Far more superficial. The issue is I have a long neck, and round-necked (also known as crew-neck) sweaters aren't that flattering on me. It's not too bad from the front, but from the side it just looks gawky. If you were being cruel, like a vulture with an Adam's apple.
I can wear a shirt, of course, but I don't always want to wear a shirt. Sometimes I want to wear a t-shirt. You know, at the weekend, for the psychological implication of change. To relax.
So knitwear with a collar - what are my options? A hoodie, perhaps, but mostly that's too young. A roll-neck, certainly, but only in winter. I’ve never liked half-zips. And a mock-neck feels, I don't know, eccentric. So I'm left with the polo-collared sweater - the one with a knitted cutaway collar and two or three buttons down the front. They're lovely, and do the job. Drake's sells some nice ones.
But I can't only wear that at the weekend. My sense of creativity can't handle it. It'd be like always wearing the same jeans, or sneakers. Where's the freedom? Oh, the agonies of taking your clothing too seriously.

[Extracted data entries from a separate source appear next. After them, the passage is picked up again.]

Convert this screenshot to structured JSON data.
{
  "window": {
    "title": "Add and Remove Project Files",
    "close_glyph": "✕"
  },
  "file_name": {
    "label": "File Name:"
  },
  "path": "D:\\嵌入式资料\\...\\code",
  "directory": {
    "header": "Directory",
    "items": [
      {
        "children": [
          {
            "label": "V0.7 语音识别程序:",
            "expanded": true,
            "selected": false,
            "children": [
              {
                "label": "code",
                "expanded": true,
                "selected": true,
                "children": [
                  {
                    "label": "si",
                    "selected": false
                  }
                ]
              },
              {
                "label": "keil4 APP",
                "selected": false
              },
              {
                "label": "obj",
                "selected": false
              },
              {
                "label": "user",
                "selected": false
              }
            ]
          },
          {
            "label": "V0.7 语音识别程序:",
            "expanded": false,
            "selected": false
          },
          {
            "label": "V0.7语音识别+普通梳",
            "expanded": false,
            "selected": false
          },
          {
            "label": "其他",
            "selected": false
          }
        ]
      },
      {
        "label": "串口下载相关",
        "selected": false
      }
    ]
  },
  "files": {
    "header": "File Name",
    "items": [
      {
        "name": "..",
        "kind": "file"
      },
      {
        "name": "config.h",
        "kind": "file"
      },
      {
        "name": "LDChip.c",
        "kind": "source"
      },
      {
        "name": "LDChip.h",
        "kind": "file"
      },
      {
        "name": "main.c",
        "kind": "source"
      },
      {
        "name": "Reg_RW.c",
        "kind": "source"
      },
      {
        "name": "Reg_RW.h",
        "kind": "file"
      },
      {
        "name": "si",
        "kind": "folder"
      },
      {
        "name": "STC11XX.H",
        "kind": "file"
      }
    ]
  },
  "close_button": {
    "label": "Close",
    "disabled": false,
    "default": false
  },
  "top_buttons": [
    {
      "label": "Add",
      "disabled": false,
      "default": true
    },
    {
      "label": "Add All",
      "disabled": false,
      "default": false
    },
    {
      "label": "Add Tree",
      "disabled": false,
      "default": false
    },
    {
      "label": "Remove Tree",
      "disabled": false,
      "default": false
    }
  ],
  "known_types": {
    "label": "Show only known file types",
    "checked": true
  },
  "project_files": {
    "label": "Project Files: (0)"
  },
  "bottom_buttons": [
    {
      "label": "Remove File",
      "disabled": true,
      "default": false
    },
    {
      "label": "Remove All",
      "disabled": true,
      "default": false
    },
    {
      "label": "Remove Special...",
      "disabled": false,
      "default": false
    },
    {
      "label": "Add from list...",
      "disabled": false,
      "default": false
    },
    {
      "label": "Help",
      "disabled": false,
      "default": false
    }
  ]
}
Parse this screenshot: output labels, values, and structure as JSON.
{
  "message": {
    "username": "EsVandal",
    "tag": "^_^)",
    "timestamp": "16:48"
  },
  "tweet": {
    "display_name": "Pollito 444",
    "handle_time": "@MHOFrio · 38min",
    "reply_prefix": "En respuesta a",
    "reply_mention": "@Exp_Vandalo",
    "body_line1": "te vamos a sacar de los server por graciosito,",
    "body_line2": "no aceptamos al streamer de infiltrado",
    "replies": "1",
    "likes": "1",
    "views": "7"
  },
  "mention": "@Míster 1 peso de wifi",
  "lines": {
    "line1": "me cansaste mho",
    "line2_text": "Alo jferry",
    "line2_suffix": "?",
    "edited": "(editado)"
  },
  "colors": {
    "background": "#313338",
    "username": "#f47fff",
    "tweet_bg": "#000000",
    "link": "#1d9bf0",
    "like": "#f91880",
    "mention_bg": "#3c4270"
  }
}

A few years ago I found a wonderful alternative. It was in the Margaret Howell sale shop, on Margaret Street (I know, weird right?). It was a crewneck sweater with a collar sewn on top, in the same material. As if that were the most natural thing in the world. It was in cotton, and the fit was too boxy, but I bought it anyway and still have it. Margaret Howell no longer do them, unfortunately.
And then this season, I found this one from Drake's. They call it the Integral Collar Jumper, which sounds awfully technical. But it's the same thing. The fit isn't as blousy as my other one, and the Donegal-type flecked wool is great. Available in dark navy and rich green. The collar has to be worn up, I think. If you wear it down, it looks like you're wearing a wool shirt under an identical wool sweater. Like some kind of bizarre twinset. But worn up, it's clear the collar is part of the whole.